De Modibo Keita à Assimi Goïta, la souveraineté, c’est le devoir de mémoire

La dénomination des voies, places et établissements publics, cela entre dans le champ de l’odonymie, l’étude des noms des voies de communication.

Publié jeudi 26 décembre 2024 à 09:21
De Modibo Keita à Assimi Goïta, la souveraineté, c’est le devoir de mémoire

C’est une branche de la toponymie, une discipline linguistique qui étudie les toponymes, c'est-à-dire, les noms propres désignant un lieu. «Les odonymes ne sont pas simplement des indications géographiques; ce sont des fragments de notre histoire et de notre culture, gravés dans le paysage urbain», nous renseigne le Larousse à travers cette citation fictive. C’est dire que le Décret N°2024-0722/ PT-RM du 13 décembre 2024 du Gouvernement du Mali vient enrichir le domaine odonymique ou toponymique, c’est selon, de notre pays.

Ces nouveaux odonymes viennent enrichir notre patrimoine urbain et offrir une richesse signalétique certaine. Cette forte décision des autorités cadre avec l’évolution géopolitique actuelle de notre pays marquée par une souveraineté affirmée, dans la construction d’une nouvelle Afrique. Cet idéal qui anime le Peuple malien se traduit dans les discours et les actes. Pour les autorités de la Transition, la question de la souveraineté est indissociable de celle de l’unité nationale.

Au moment où l’ennemi est vent débout pour ébranler la marche du Mali et de ses deux autres Etats frères réunis dans le cadre de la Confédération de l’AES, il va sans dire qu’il faut des symboles forts pour donner à notre ensemble national des marqueurs scintillants pour baliser le chemin d’espérance entrepris.
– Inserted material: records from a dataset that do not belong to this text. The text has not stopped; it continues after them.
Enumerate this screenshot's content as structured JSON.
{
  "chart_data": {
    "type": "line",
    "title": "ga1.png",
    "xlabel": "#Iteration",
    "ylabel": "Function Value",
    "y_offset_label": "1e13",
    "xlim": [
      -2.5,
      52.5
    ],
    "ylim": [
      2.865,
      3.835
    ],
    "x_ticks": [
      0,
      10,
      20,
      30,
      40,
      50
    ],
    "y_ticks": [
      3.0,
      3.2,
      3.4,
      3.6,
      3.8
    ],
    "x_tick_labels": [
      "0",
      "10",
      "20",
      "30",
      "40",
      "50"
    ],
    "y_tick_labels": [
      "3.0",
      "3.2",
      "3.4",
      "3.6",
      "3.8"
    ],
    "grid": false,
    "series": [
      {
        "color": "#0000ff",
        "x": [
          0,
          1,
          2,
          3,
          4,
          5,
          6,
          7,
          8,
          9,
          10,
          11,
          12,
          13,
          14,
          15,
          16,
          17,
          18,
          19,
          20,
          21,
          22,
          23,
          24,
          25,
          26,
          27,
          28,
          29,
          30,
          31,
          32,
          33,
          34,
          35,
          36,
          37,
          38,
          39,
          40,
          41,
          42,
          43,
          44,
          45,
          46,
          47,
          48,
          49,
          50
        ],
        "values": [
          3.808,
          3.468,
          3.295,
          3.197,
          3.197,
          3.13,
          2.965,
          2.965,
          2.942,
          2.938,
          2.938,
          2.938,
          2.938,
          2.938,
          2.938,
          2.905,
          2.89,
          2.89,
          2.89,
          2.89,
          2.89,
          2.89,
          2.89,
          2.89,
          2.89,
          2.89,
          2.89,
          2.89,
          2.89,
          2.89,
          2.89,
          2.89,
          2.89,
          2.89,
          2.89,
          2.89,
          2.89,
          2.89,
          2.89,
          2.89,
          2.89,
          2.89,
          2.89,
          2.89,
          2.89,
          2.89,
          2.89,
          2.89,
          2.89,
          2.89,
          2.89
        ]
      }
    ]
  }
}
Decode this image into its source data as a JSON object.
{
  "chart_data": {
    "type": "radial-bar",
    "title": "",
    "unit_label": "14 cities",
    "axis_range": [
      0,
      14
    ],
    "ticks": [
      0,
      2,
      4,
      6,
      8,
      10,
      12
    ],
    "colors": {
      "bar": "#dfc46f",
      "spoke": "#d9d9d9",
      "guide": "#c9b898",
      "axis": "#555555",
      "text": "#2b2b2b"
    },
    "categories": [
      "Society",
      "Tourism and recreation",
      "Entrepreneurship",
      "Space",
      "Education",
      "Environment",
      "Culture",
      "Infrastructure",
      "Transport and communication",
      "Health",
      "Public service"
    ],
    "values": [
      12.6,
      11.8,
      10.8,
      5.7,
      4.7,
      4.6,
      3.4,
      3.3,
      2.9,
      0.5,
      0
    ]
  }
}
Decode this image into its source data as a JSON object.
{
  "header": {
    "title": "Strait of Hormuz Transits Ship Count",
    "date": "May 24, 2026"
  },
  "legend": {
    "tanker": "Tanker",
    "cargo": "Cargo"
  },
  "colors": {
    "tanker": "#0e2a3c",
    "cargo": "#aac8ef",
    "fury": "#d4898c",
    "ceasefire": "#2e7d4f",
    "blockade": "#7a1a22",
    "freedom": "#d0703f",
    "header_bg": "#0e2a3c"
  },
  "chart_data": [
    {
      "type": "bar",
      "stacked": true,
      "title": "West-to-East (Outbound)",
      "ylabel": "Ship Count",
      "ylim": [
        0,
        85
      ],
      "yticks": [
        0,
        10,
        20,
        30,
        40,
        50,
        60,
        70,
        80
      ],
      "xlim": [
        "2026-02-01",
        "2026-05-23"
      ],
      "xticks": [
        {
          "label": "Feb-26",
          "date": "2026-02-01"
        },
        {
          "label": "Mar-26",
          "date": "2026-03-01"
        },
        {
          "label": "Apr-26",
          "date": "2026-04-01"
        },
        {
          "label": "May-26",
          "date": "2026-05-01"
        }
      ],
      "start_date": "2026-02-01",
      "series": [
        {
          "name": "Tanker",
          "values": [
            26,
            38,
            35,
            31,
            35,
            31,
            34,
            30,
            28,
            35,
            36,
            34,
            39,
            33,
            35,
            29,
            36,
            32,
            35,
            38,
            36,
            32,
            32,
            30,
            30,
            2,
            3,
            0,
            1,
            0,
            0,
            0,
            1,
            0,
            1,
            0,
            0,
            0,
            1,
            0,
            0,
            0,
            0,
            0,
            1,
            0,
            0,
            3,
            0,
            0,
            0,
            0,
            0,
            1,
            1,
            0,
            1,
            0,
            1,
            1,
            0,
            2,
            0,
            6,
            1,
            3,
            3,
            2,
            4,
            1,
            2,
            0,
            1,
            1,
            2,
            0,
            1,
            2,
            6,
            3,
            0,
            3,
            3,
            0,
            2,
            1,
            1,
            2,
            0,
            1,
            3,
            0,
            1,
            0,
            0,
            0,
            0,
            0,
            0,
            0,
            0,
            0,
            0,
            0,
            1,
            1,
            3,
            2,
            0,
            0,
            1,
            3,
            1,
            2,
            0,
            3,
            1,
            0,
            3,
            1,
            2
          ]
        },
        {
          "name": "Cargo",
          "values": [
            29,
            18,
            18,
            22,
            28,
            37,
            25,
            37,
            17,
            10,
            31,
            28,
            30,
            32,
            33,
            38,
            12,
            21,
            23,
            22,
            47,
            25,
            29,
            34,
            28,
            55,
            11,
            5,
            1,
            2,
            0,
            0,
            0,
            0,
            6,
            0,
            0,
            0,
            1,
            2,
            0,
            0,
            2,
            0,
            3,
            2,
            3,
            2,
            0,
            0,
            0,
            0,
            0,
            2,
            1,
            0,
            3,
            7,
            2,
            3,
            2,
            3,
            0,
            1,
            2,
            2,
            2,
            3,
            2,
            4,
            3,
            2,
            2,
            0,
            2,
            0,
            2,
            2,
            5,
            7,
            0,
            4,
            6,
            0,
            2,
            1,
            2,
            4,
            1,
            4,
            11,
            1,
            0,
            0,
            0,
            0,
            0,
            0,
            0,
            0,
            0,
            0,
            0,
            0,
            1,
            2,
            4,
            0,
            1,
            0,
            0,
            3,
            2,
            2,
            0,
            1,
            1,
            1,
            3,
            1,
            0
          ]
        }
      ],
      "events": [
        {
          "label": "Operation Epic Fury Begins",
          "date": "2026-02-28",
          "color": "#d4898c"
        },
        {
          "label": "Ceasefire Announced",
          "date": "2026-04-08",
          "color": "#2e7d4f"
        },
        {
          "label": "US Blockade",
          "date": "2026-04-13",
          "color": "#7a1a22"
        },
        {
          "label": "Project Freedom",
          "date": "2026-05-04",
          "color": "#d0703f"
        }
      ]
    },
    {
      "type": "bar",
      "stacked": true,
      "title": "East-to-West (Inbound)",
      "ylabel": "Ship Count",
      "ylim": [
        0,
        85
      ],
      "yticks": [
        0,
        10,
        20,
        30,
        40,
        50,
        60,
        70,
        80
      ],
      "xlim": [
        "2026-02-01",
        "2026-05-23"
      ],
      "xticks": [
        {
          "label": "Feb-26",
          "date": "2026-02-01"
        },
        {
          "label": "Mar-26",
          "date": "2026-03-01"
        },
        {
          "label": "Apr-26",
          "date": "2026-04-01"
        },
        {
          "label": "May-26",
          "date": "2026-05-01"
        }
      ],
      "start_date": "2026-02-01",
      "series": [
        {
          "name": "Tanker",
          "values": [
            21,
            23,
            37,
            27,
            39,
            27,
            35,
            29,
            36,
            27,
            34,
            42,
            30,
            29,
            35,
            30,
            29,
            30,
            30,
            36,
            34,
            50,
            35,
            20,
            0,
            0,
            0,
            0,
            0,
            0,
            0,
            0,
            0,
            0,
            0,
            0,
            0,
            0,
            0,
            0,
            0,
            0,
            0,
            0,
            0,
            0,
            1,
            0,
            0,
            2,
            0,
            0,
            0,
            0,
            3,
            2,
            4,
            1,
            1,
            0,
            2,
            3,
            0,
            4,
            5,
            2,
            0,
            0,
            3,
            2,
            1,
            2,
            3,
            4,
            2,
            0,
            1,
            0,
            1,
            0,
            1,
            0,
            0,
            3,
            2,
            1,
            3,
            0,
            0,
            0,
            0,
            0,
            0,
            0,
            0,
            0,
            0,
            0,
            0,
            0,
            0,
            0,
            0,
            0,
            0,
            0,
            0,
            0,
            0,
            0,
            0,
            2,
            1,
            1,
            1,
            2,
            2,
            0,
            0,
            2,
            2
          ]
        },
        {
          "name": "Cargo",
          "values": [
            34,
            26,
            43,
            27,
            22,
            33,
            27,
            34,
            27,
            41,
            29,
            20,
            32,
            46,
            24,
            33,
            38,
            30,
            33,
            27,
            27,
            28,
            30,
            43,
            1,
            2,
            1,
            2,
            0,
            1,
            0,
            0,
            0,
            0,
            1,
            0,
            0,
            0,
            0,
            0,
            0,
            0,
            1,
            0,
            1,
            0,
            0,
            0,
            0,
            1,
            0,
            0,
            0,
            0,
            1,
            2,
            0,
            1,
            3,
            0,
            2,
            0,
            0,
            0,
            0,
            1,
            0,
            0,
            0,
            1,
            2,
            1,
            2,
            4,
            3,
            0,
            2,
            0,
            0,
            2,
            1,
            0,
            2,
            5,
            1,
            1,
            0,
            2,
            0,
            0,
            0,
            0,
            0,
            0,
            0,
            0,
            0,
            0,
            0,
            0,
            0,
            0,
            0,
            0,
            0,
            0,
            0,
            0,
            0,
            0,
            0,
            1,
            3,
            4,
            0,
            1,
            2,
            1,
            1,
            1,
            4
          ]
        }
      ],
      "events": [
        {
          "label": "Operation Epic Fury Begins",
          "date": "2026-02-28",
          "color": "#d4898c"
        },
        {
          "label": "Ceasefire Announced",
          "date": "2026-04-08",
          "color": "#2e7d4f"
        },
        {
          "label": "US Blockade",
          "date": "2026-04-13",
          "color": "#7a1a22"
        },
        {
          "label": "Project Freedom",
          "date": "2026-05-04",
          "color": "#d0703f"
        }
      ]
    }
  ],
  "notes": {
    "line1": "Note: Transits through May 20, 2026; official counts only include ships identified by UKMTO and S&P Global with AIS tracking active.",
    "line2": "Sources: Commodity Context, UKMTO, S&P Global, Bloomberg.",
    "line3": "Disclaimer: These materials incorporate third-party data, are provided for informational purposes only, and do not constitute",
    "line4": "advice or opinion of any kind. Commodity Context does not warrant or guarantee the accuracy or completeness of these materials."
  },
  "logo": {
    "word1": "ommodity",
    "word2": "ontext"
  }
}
En cela, les initiatives comme le Décret du 13 décembre 2024 trouvent tout leur sens.

La philosophie qui sous-tend la récente dénomination des voies, places et établissements publics peut se lire entre les lignes du discours de nouvel an dernier, du Président de la Transition, le Général d’armée Assimi Goita qui disait : « L’option de la reconquête de notre souveraineté est pour nous la seule voie possible si nous ne voulons pas être complices de la perpétuation du système de dépendance qui hypothèque notre avenir.

Aussi, avons-nous défini trois principes qui devront désormais guider nos relations de coopération, à savoir : le respect de la souveraineté du Mali, le respect des choix stratégiques et des choix de partenaires opérés par le Mali et la défense des intérêts du peuple malien dans les prises de décisions ».

Tout y est. La reconquête de notre souveraineté est mémorielle et le Décret le prouve à suffisance. Nous sommes les descendants de Soundiata, de Sonni Ali Ber, de Banzani Théra, de Mamadou Lamine Dramé et autres. Nous sommes les fils, frères, petits fils ou contemporains de Bazoumana Sissoko, de Seydou Badian Kouyaté, de Pr Ogobara Doumbo, de Gaoussou Diawara ou encore de Capitaine Sékou Traoré.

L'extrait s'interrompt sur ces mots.